Football and Milestones

I'm tired, but I'm going to try to stop complaining about the amount of time I'm having to devote at work.

My very first eBay seller's auction has started. I'm selling a pair of Cowboys/Lions tickets. It's sort of exciting to have it out there waiting to be bid on. I don't know if we'll get the final bids other similar-value tickets are getting, mainly because I have no seller history out there yet, so people will not have the same comfort level buying from me.

My daughters also celebrated their 1000-day birthday Saturday. We were going to make a cake, but we didn't. We had some coffee cake left over from the previous night for breakfast which seemed to be a hit. The counter on my web page needs a little help now that we've rolled over into four digits, but it won't take too long to fix.

My iMac is also about to celebrate its 20th day in my house.

Its counter, too, will need help after today. As far as the computer itself goes, the only problem I have had is with the Bluetooth module. It does not consistently engage, so that about 60% of the time the wireless keyboard is not recognized. I'll have to take it in to get serviced, but now that it's our Primary Computer, I don't want to go back to my G3 if I can help it. Maybe if it's just gone for a week, I can manage it.

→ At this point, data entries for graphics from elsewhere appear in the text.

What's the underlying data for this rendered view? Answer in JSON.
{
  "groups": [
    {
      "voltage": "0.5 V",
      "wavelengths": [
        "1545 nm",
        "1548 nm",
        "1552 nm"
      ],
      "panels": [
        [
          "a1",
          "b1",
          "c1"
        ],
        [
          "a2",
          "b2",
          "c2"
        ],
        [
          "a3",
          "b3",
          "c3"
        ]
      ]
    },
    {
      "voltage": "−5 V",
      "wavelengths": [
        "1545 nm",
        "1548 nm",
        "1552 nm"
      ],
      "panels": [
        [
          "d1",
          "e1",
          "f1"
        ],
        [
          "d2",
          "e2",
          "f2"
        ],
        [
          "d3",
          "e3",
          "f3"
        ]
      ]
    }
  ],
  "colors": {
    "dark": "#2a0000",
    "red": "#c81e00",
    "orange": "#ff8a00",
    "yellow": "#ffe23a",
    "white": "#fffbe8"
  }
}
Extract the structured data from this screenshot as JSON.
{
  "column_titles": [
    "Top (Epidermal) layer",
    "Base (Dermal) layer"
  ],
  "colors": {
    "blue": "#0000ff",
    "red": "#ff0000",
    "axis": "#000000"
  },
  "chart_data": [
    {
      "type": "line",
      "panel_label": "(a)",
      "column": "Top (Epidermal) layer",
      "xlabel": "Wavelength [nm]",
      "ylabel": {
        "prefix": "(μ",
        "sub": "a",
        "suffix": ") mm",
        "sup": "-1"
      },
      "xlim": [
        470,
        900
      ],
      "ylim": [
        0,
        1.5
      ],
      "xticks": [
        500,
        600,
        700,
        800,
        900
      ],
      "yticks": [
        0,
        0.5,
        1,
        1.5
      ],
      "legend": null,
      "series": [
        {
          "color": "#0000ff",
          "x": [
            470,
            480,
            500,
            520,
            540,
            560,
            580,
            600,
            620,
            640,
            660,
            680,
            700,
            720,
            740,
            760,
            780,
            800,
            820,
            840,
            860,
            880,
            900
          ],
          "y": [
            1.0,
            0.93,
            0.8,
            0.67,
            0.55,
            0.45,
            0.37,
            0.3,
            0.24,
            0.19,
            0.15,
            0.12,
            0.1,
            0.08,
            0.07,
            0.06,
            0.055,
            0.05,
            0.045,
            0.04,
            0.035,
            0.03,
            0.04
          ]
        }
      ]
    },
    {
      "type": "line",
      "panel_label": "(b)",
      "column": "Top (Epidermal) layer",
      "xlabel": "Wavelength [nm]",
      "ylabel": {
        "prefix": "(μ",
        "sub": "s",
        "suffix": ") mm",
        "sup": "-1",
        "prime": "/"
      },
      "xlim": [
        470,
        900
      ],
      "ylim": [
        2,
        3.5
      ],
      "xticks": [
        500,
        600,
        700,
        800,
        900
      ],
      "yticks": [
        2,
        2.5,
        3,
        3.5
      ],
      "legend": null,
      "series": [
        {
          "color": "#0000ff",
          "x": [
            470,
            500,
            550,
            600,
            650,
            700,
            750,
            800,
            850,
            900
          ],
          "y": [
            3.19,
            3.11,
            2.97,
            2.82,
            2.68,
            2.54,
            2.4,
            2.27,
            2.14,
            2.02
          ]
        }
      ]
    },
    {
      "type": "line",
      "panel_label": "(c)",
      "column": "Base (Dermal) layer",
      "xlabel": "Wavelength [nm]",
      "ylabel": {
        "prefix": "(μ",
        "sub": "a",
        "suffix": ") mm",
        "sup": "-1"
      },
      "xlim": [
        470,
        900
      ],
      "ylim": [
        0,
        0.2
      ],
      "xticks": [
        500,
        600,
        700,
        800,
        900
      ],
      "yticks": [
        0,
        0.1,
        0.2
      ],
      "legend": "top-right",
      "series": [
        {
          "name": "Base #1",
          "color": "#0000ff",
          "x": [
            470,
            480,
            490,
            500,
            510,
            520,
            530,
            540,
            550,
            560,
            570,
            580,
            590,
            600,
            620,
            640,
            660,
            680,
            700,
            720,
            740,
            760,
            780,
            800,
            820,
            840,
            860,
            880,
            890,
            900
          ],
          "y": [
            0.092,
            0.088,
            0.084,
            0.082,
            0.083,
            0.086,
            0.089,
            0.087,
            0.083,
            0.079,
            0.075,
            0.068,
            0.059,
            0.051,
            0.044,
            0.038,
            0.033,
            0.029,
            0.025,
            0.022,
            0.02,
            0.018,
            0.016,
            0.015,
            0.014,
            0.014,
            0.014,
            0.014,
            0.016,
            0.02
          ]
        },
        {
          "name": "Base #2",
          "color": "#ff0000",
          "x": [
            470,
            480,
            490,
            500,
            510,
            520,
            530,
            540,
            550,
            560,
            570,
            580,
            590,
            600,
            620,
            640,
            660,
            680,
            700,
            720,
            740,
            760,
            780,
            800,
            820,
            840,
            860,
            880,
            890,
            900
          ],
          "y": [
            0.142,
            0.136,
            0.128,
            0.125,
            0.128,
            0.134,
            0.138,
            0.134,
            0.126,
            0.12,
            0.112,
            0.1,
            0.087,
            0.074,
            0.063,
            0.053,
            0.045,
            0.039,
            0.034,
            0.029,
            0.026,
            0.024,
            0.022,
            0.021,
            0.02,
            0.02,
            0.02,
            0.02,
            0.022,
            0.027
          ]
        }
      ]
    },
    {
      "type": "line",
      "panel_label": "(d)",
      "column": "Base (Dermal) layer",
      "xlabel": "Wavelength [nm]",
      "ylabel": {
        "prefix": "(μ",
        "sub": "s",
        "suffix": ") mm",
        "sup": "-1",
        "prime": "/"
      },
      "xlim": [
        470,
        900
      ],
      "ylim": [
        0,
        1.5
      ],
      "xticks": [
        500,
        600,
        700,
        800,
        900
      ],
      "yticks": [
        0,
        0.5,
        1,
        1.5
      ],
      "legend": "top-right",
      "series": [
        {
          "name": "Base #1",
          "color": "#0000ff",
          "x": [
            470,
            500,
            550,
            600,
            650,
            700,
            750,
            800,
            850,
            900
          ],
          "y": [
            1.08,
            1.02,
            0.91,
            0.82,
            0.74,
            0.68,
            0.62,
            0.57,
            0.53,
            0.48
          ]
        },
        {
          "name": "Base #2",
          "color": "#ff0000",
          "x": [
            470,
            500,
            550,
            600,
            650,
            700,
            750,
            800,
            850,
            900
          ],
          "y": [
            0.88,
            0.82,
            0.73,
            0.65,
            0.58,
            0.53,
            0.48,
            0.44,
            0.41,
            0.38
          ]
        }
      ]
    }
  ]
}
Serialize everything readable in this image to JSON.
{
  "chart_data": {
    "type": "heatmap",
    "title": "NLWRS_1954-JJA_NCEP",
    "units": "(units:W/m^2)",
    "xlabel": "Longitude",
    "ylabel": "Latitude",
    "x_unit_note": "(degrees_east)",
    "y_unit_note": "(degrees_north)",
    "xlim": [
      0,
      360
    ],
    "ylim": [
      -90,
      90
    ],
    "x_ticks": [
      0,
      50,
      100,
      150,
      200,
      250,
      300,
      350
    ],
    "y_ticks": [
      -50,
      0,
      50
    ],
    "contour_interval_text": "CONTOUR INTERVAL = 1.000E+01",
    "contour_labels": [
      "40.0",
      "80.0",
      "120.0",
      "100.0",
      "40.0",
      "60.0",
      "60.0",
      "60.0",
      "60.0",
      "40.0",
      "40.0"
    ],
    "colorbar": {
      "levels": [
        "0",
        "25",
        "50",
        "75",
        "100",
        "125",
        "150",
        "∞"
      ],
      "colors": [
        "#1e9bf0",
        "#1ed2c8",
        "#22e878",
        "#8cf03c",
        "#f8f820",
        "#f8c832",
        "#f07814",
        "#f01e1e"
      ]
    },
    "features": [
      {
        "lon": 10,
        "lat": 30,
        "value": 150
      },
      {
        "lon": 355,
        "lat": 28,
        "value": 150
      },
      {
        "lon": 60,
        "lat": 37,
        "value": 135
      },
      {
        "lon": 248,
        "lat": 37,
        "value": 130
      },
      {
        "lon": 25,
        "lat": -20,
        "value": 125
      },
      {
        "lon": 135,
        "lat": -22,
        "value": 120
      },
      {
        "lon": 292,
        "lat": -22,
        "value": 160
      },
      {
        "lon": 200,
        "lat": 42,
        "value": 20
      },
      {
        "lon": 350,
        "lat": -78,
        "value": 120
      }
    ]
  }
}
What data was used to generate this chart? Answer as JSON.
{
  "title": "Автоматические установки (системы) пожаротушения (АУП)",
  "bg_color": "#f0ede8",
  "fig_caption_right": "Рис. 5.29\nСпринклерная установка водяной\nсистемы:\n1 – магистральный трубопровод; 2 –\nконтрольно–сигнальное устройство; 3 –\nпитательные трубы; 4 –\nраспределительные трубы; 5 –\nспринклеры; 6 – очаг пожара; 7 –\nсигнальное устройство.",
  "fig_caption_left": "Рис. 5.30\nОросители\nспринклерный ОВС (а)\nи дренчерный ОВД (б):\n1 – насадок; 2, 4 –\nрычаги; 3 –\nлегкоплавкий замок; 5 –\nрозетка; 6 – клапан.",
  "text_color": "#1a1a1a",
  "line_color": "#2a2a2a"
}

We've burned two different DVD slideshows, one for some of our friends and one of my sister's wedding, without problems. We were able to do this quickly, since we just went straight from iPhoto and iTunes to iDVD, using the built-in templates. The results have been pretty nice.

My next project is to edit my sister's wedding video into a more concise DVD. My dad sent a two-disc DVD version of all the raw footage of the wedding and associated events - about three hours worth. That's really too long to be very watchable, so I'm going to give a shot at editing it with iMovie.

I'm used to iMovie (although I've not used the new version much), but getting the DVD video into iMovie took some doing:

  1. Converted the DVD video into an MPEG4 video using Handbrake
  2. Opened the converted video with Quicktime Pro
  3. Ran a script to convert the MPEG4 video into DV streams that are no longer than 9 minutes long
  4. Placed the DV stream files into a blank iMovie project's Media folder
Item 1 took some time because I had to learn what conversions settings worked, and each attempt took several hours for each DVD disc. Item 2 worked fine, but it also took as long as the DVD clip was to complete (1.5 hours per disc).

The editing will take some time, just because I have three hours of raw footage, including 80 minutes of reception footage. I have to go through and identify the parts I need to include in the DVD intact (ceremony, best man toast, cake cutting, etc.), and then I can slice and dice the rest. I figure the final product will be no more than 45 minutes total, with chapter markers so you can easily jump to the part you want.

At 1.8 GB per 9 minutes of footage, this is also taking up a whopping 36 GB of hard disk space. That's a pretty good motivator to get this project completed.